New Congress, Real Commitment

Floor Speech

Date: Jan. 7, 2009
Location: Washington, DC


NEW CONGRESS, REAL COMMITMENT

Madam Speaker, the wonderful opportunity of a new Congress is that it is not bound by the mistakes of the past.

As foreclosure rates rise in Ohio and across our Nation, it's pretty obvious that the Federal responses are not working on Main Street, whether it's the $700 billion Wall Street bailout or the $300 billion FHA loan workout program.

Citigroup, for example, was one of the big culprits that caused the financial meltdown; yet, they got paid $25 billion from the public Treasury. But Ohio, where foreclosures are raging, got nothing. Instead, out-of-State megabanks are buying up Ohio banks, while more Ohio homeowners get booted out of their homes.
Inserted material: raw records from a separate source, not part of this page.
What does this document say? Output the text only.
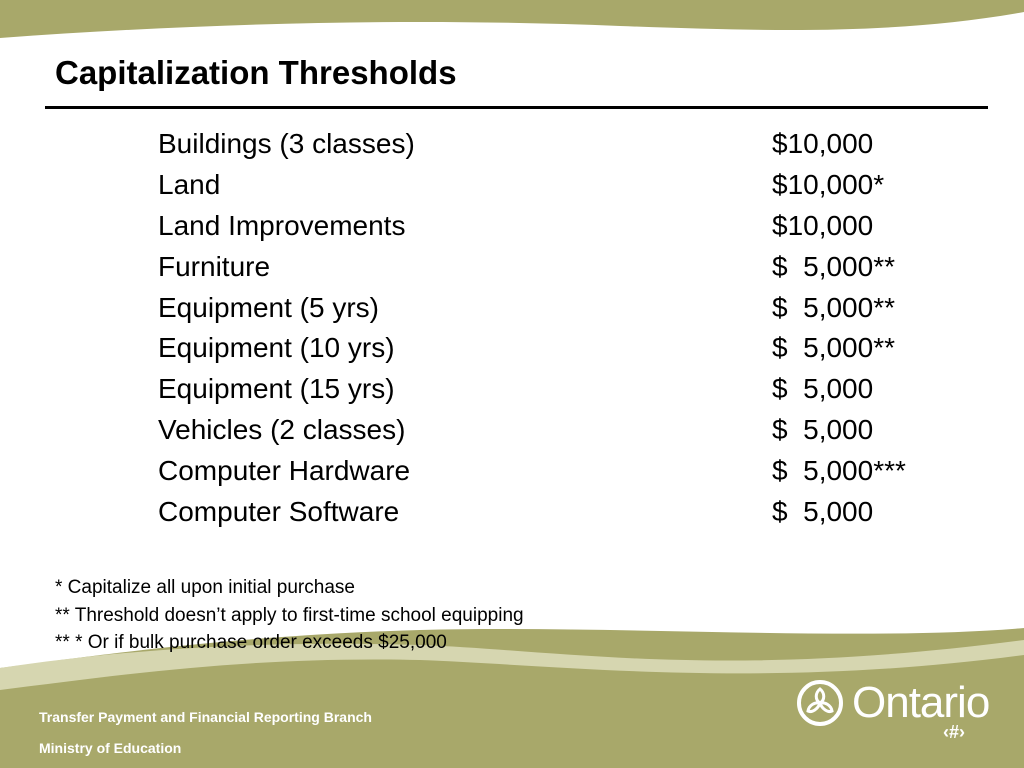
Capitalization Thresholds
Buildings (3 classes)	$10,000
Land	$10,000*
Land Improvements	$10,000
Furniture	$  5,000**
Equipment (5 yrs)	$  5,000**
Equipment (10 yrs)	$  5,000**
Equipment (15 yrs)	$  5,000
Vehicles (2 classes)	$  5,000
Computer Hardware	$  5,000***
Computer Software	$  5,000
* Capitalize all upon initial purchase
** Threshold doesn’t apply to first-time school equipping
** * Or if bulk purchase order exceeds $25,000
Transfer Payment and Financial Reporting Branch
Ministry of Education
Ontario
‹#›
Last year, in my home County of Lucas, another 4,100 homes were foreclosed. That's a minimum of 10,000, 10,000 more people who were not helped by Treasury's failed TARP program. Ohio's families alone need $20 billion to stop the real estate hemorrhage which is less than what Citibank received, and would go to real people, not ersatz and paper trades on Wall Street.

In Toledo, Ohio, you can now buy a home for $4,500, but last fall, rather than local homeowners being refinanced in this Wall Street bailout bill, one California investor figured it out. He bought 137 foreclosed properties in Toledo at auction, an auction sponsored by the very Wall Street banks that caused the trouble in the first place. Houses are being auctioned at prices so low we could have put the original occupants back in. Even cities would be able to bid on these homes on behalf of their local homeowners, their property owners, but they've not yet received any funds from the $4 billion neighborhood stabilization program that we were told was supposed to keep local neighborhoods whole.
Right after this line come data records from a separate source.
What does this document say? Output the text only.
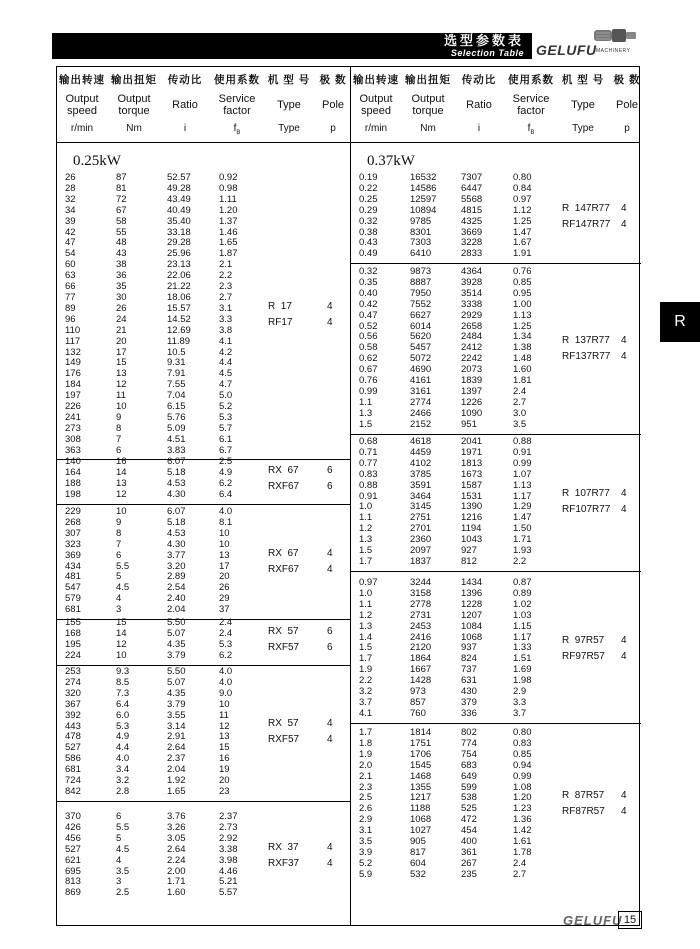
选型参数表
Selection Table GELUFU MACHINERY
输出转速
Output
speed
r/min
输出扭矩
Output
torque
Nm
传动比
Ratio
i
使用系数
Service
factor
$f_B$
机 型 号
Type
Type
极 数
Pole
p
输出转速
Output
speed
r/min
输出扭矩
Output
torque
Nm
传动比
Ratio
i
使用系数
Service
factor
$f_B$
机 型 号
Type
Type
极 数
Pole
p
0.25kW
26
28
32
34
39
42
47
54
60
63
66
77
89
96
110
117
132
149
176
184
197
226
241
273
308
363
87
81
72
67
58
55
48
43
38
36
35
30
26
24
21
20
17
15
13
12
11
10
9
8
7
6
52.57
49.28
43.49
40.49
35.40
33.18
29.28
25.96
23.13
22.06
21.22
18.06
15.57
14.52
12.69
11.89
10.5
9.31
7.91
7.55
7.04
6.15
5.76
5.09
4.51
3.83
0.92
0.98
1.11
1.20
1.37
1.46
1.65
1.87
2.1
2.2
2.3
2.7
3.1
3.3
3.8
4.1
4.2
4.4
4.5
4.7
5.0
5.2
5.3
5.7
6.1
6.7
R  17
RF17
4
4
140
164
188
198
16
14
13
12
6.07
5.18
4.53
4.30
2.5
4.9
6.2
6.4
RX  67
RXF67
6
6
229
268
307
323
369
434
481
547
579
681
10
9
8
7
6
5.5
5
4.5
4
3
6.07
5.18
4.53
4.30
3.77
3.20
2.89
2.54
2.40
2.04
4.0
8.1
10
10
13
17
20
26
29
37
RX  67
RXF67
4
4
155
168
195
224
15
14
12
10
5.50
5.07
4.35
3.79
2.4
2.4
5.3
6.2
RX  57
RXF57
6
6
253
274
320
367
392
443
478
527
586
681
724
842
9.3
8.5
7.3
6.4
6.0
5.3
4.9
4.4
4.0
3.4
3.2
2.8
5.50
5.07
4.35
3.79
3.55
3.14
2.91
2.64
2.37
2.04
1.92
1.65
4.0
4.0
9.0
10
11
12
13
15
16
19
20
23
RX  57
RXF57
4
4
370
426
456
527
621
695
813
869
6
5.5
5
4.5
4
3.5
3
2.5
3.76
3.26
3.05
2.64
2.24
2.00
1.71
1.60
2.37
2.73
2.92
3.38
3.98
4.46
5.21
5.57
RX  37
RXF37
4
4
0.37kW
0.19
0.22
0.25
0.29
0.32
0.38
0.43
0.49
16532
14586
12597
10894
9785
8301
7303
6410
7307
6447
5568
4815
4325
3669
3228
2833
0.80
0.84
0.97
1.12
1.25
1.47
1.67
1.91
R  147R77
RF147R77
4
4
0.32
0.35
0.40
0.42
0.47
0.52
0.56
0.58
0.62
0.67
0.76
0.99
1.1
1.3
1.5
9873
8887
7950
7552
6627
6014
5620
5457
5072
4690
4161
3161
2774
2466
2152
4364
3928
3514
3338
2929
2658
2484
2412
2242
2073
1839
1397
1226
1090
951
0.76
0.85
0.95
1.00
1.13
1.25
1.34
1.38
1.48
1.60
1.81
2.4
2.7
3.0
3.5
R  137R77
RF137R77
4
4
0.68
0.71
0.77
0.83
0.88
0.91
1.0
1.1
1.2
1.3
1.5
1.7
4618
4459
4102
3785
3591
3464
3145
2751
2701
2360
2097
1837
2041
1971
1813
1673
1587
1531
1390
1216
1194
1043
927
812
0.88
0.91
0.99
1.07
1.13
1.17
1.29
1.47
1.50
1.71
1.93
2.2
R  107R77
RF107R77
4
4
0.97
1.0
1.1
1.2
1.3
1.4
1.5
1.7
1.9
2.2
3.2
3.7
4.1
3244
3158
2778
2731
2453
2416
2120
1864
1667
1428
973
857
760
1434
1396
1228
1207
1084
1068
937
824
737
631
430
379
336
0.87
0.89
1.02
1.03
1.15
1.17
1.33
1.51
1.69
1.98
2.9
3.3
3.7
R  97R57
RF97R57
4
4
1.7
1.8
1.9
2.0
2.1
2.3
2.5
2.6
2.9
3.1
3.5
3.9
5.2
5.9
1814
1751
1706
1545
1468
1355
1217
1188
1068
1027
905
817
604
532
802
774
754
683
649
599
538
525
472
454
400
361
267
235
0.80
0.83
0.85
0.94
0.99
1.08
1.20
1.23
1.36
1.42
1.61
1.78
2.4
2.7
R  87R57
RF87R57
4
4
R
GELUFU 15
But the Wall Street banks are cleaning up. They get the bailout money. They don't have to manage those properties. They auction them to outsiders and then they're just waiting for their taxes to be filed for 2008 at the IRS to get all those losses booked and get more back from the people of the United States.

Something is very wrong and uncoordinated with the manner in which the Federal Government is allowing equity to be bled from local homeowners and from our communities at large and awarded to Wall Street whole.

Wall Street banks that hold or sell mortgages on these foreclosed properties are not managing their property holdings. These holdings are then frequently stripped of copper, electrical wiring and other materials, further devaluing adjacent properties and decimating entire neighborhoods.

The $300 billion FHA program designed to help modify troubled mortgage loans is as ineffective as the Wall Street bailout. The program has received fewer than 200 applications nationwide since taking effect October 1 and not a single loan has been modified.

A bank's receipt of TARP funds should be conditioned on them lending money and engaging in mortgage workouts to ensure the program at least starts to work somewhat. Many banks and servicers are still reluctant to structure manageable workouts with their customers. Among them are JP Morgan Chase, Wells Fargo and Wilshire, who have received $65 billion among them in Treasury funds.

What's fair about that? May the 111th Congress pass more than just hollow legislation. Let's pass a measure worthy of the oath we took yesterday to protect our Republic from all enemies, foreign and domestic.

Jesse James robbed banks because he said that's where the money is. Well, Wall Street just robbed the biggest bank of them all, the public Treasury. It's time for Congress to blink and do what's right in the 111th Congress of the United States.